Consistent Synthetic Sequences Unlock Structural Diversity in Fully Atomistic De Novo Protein Design
NVIDIA | Mila - Quebec AI Institute | Université de Montréal | HEC Montréal | CIFAR AI Chair
30秒速读
IN SHORT: This paper addresses the core pain point of low sequence-structure alignment in existing synthetic datasets (e.g., AFDB), which severely limits the performance of fully atomistic protein generative models.
核心创新
- Methodology Introduces a novel high-quality synthetic dataset (D_SYN-ours, ~0.46M samples) by leveraging ProteinMPNN for sequence generation and ESMFold for refolding, ensuring aligned and recoverable sequence-structure pairs.
- Methodology Proposes Proteína-Atomística, a unified multi-modal flow-based framework that jointly models the distribution of Cα backbone atoms, discrete amino acid sequences, and non-Cα side-chain atoms in explicit observable space without latent variables.
- Biology Demonstrates that consistent synthetic sequences are critical for unlocking structural diversity, with retrained La-Proteína achieving +54% structural diversity and +27% co-designability, and Proteína-Atomística achieving +73% structural diversity and +5% co-designability.
主要结论
- Only 19.1% of the Foldseek-clustered AFDB dataset (D_AFDB-clstr) meets the standard 2Å all-atom RMSD co-designability threshold when refolded with ESMFold, revealing severe sequence-structure misalignment.

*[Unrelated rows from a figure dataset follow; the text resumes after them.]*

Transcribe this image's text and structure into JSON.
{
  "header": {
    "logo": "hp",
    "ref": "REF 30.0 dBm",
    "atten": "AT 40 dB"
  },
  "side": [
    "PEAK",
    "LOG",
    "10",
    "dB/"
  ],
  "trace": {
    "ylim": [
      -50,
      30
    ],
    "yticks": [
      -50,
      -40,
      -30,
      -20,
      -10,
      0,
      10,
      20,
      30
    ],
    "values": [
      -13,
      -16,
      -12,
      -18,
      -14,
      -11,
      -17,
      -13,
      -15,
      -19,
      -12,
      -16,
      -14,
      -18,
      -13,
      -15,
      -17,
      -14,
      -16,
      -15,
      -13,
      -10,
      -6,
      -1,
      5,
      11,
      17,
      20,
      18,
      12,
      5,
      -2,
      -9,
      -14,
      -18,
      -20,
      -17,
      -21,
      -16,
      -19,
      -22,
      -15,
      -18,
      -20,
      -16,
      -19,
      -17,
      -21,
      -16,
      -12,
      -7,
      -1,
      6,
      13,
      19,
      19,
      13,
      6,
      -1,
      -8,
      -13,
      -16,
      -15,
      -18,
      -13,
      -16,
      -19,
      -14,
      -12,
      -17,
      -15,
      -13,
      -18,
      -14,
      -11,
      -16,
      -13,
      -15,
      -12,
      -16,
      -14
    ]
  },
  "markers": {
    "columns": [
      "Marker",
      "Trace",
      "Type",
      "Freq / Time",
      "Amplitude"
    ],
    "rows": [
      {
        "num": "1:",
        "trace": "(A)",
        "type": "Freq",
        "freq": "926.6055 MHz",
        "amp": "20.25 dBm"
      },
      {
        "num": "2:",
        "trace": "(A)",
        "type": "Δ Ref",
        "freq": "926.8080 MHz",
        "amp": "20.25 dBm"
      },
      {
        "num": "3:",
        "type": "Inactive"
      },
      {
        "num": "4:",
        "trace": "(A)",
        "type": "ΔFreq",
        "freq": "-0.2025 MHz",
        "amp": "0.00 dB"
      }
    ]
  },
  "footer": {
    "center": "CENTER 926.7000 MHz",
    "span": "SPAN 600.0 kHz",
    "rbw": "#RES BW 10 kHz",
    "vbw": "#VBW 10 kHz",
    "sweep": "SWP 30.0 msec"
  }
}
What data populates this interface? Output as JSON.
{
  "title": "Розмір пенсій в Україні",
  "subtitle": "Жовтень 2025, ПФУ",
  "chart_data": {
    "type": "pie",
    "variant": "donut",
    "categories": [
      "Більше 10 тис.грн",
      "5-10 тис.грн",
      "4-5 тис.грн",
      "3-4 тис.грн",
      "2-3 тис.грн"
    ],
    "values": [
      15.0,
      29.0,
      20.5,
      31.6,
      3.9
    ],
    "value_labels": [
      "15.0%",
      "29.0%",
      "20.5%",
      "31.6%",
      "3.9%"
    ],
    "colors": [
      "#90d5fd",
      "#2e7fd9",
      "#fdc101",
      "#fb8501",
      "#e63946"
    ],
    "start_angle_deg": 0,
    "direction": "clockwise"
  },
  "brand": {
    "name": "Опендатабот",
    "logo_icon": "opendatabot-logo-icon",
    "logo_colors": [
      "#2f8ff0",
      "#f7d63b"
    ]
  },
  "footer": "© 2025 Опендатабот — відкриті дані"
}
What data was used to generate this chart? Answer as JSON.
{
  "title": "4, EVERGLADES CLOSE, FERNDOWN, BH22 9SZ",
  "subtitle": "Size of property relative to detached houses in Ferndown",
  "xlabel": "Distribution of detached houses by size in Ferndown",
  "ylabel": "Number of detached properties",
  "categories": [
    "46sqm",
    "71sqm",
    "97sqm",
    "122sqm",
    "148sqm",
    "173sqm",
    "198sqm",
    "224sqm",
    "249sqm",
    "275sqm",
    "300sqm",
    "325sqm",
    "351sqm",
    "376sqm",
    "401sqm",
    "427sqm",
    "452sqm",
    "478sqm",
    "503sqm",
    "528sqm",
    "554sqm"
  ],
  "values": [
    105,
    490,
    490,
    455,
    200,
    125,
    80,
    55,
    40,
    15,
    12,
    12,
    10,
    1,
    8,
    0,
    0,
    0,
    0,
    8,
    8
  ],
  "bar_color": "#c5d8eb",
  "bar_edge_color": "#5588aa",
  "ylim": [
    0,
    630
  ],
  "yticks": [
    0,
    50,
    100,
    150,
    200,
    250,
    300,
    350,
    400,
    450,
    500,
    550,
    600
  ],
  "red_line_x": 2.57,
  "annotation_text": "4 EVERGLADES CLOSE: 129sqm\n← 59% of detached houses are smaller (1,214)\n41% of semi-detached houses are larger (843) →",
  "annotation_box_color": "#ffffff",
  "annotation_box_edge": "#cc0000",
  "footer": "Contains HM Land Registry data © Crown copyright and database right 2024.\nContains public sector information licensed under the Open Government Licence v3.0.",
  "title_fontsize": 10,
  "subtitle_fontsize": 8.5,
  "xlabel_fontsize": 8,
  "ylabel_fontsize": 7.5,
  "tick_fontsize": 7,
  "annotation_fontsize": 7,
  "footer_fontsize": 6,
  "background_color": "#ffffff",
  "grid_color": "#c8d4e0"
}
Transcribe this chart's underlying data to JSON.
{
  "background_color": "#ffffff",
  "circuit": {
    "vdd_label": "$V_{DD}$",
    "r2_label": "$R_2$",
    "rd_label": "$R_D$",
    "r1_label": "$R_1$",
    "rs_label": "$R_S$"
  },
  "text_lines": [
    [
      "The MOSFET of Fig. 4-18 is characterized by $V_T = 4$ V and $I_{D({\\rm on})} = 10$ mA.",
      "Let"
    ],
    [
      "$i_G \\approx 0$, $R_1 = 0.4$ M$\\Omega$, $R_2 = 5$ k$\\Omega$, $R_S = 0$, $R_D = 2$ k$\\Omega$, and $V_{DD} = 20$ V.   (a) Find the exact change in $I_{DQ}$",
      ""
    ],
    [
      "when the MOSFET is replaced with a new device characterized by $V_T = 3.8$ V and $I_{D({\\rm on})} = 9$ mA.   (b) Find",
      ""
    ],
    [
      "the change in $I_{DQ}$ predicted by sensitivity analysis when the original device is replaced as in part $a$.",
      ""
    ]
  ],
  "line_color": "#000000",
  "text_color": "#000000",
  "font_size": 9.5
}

- Training on the new aligned dataset D_SYN-ours boosts La-Proteína's performance by +54% in structural diversity and +27% in co-designability, setting a new state-of-the-art.
- The proposed Proteína-Atomística framework, when trained on D_SYN-ours, shows a dramatic +73% improvement in structural diversity and a +5% improvement in co-designability, validating the dataset's broad utility.
摘要: High-quality training datasets are crucial for the development of effective protein design models, but existing synthetic datasets often include unfavorable sequence-structure pairs, impairing generative model performance. We leverage ProteinMPNN, whose sequences are experimentally favorable as well as amenable to folding, together with structure prediction models to align high-quality synthetic structures with recoverable synthetic sequences. In that way, we create a new dataset designed specifically for training expressive, fully atomistic protein generators. By retraining La-Proteína, which models discrete residue type and side chain structure in a continuous latent space, on this dataset, we achieve new state-of-the-art results, with improvements of +54% in structural diversity and +27% in co-designability. To validate the broad utility of our approach, we further introduce Proteína-Atomística, a unified flow-based framework that jointly learns the distribution of protein backbone structure, discrete sequences, and atomistic side chains without latent variables. We again find that training on our new sequence-structure data dramatically boosts benchmark performance, improving Proteína-Atomística’s structural diversity by +73% and co-designability by +5%. Our work highlights the critical importance of aligned sequence-structure data for training high-performance de novo protein design models. All data will be publicly released.